Sunday, April 10, 2005

Nashing for money

Greg Costikan, a respect veteran game maker, delivered an incredible rant at the Game Developer Conference in which he complained of how the game industry is killing itself, despite record revenues since the home game console was introduced more than a quarter century years ago. He vents that publishers have become too cautious and risk-averse to seek out new ideas that are the engine of any creative process. With rising costs associated with new platforms and technology, publishers seek out only the safest and most secure projects, which often means licensing deals from Hollywood or major professional sports leagues and associations. What the industry needs, says Costikan, are a few courageous publishers or other investors to fund independent developers that will try out new kinds of game projects.

However, where Costikan fails is that he asks the wrong question. Not, why aren't risky projects funded more often, but rather where is there a source of cheap, market proven ideas to test out new games? Here is where most companies go astray and do not follow the independent film model. Most publishers pay through the nose for a license whether that be a Harry Potter or the NFL. This is akin to a studio paying Bruce Willis to star in another Die Hard movie, rather than recruiting him to star in the independent Pulp Fiction. Yet, the producers of Pulp fiction did not have to pay Willis millions of dollars to land him for there picture. Rather for stars like him they might negotiate a percentage of the gross, making the film affordable to produce for the type of movie it is.

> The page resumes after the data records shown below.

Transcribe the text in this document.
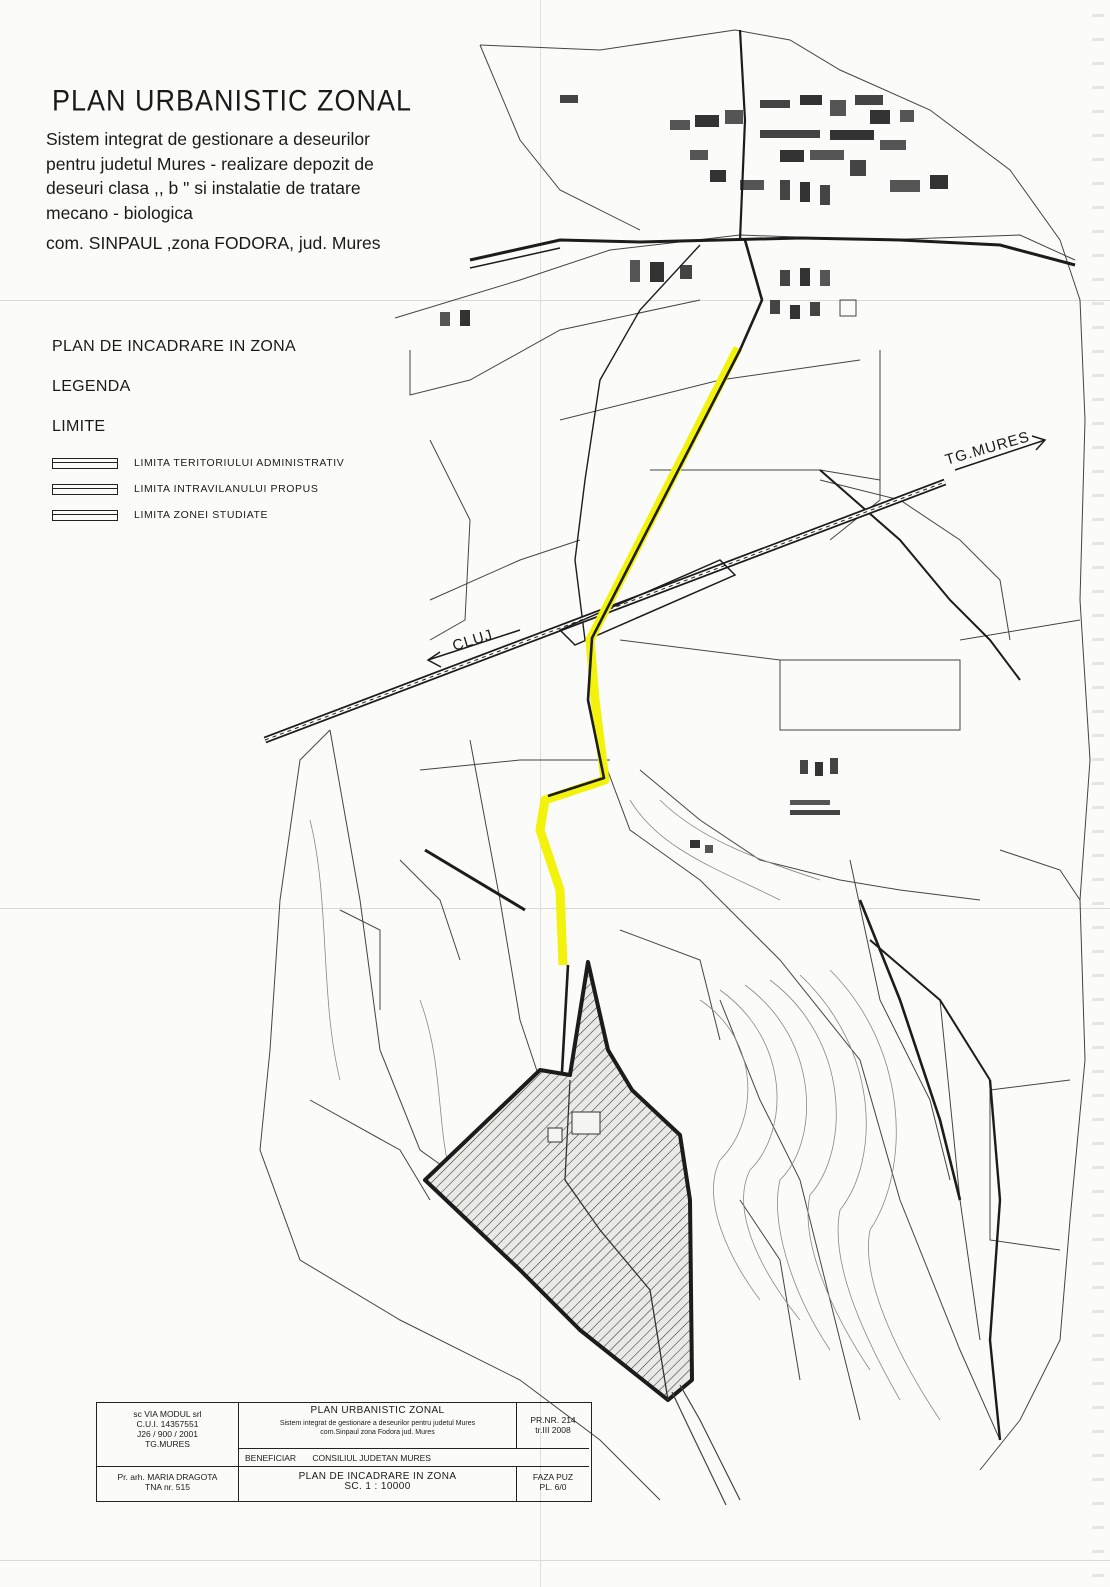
PLAN URBANISTIC ZONAL

Sistem integrat de gestionare a deseurilor

pentru judetul Mures - realizare depozit de

deseuri clasa ,, b " si instalatie de tratare

mecano - biologica

com. SINPAUL ,zona FODORA, jud. Mures

PLAN DE INCADRARE IN ZONA

LEGENDA

LIMITE

LIMITA TERITORIULUI ADMINISTRATIV
LIMITA INTRAVILANULUI PROPUS
LIMITA ZONEI STUDIATE
TG.MURES
CLUJ
sc VIA MODUL srl
C.U.I. 14357551
J26 / 900 / 2001
TG.MURES
PLAN URBANISTIC ZONAL
Sistem integrat de gestionare a deseurilor pentru judetul Mures
com.Sinpaul zona Fodora jud. Mures
PR.NR. 214
tr.III 2008
BENEFICIAR CONSILIUL JUDETAN MURES
Pr. arh. MARIA DRAGOTA
TNA nr. 515
PLAN DE INCADRARE IN ZONA
SC. 1 : 10000
FAZA PUZ
PL. 6/0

Video games are rarely able to negotiate such an agreement because most of their costs are tied up in developing the game itself, not paying an exorbitant amount to any one person. Therefore publishers and developers have to find sources of cheap IP to exploit. Unfortunately modern American culture has few sources of ideas that can be had for a song and yet attract a dedicated following of fans who are in the market for games. When something does become popular like Harry Potter the license often becomes too expensive for an independent game company to make a bid. What is left is a hodgepodge of ideas which have an itinerant fan base and that often have no angle to be developed into games.

Should we look to the land of the rising sun for inspiration? Perhaps.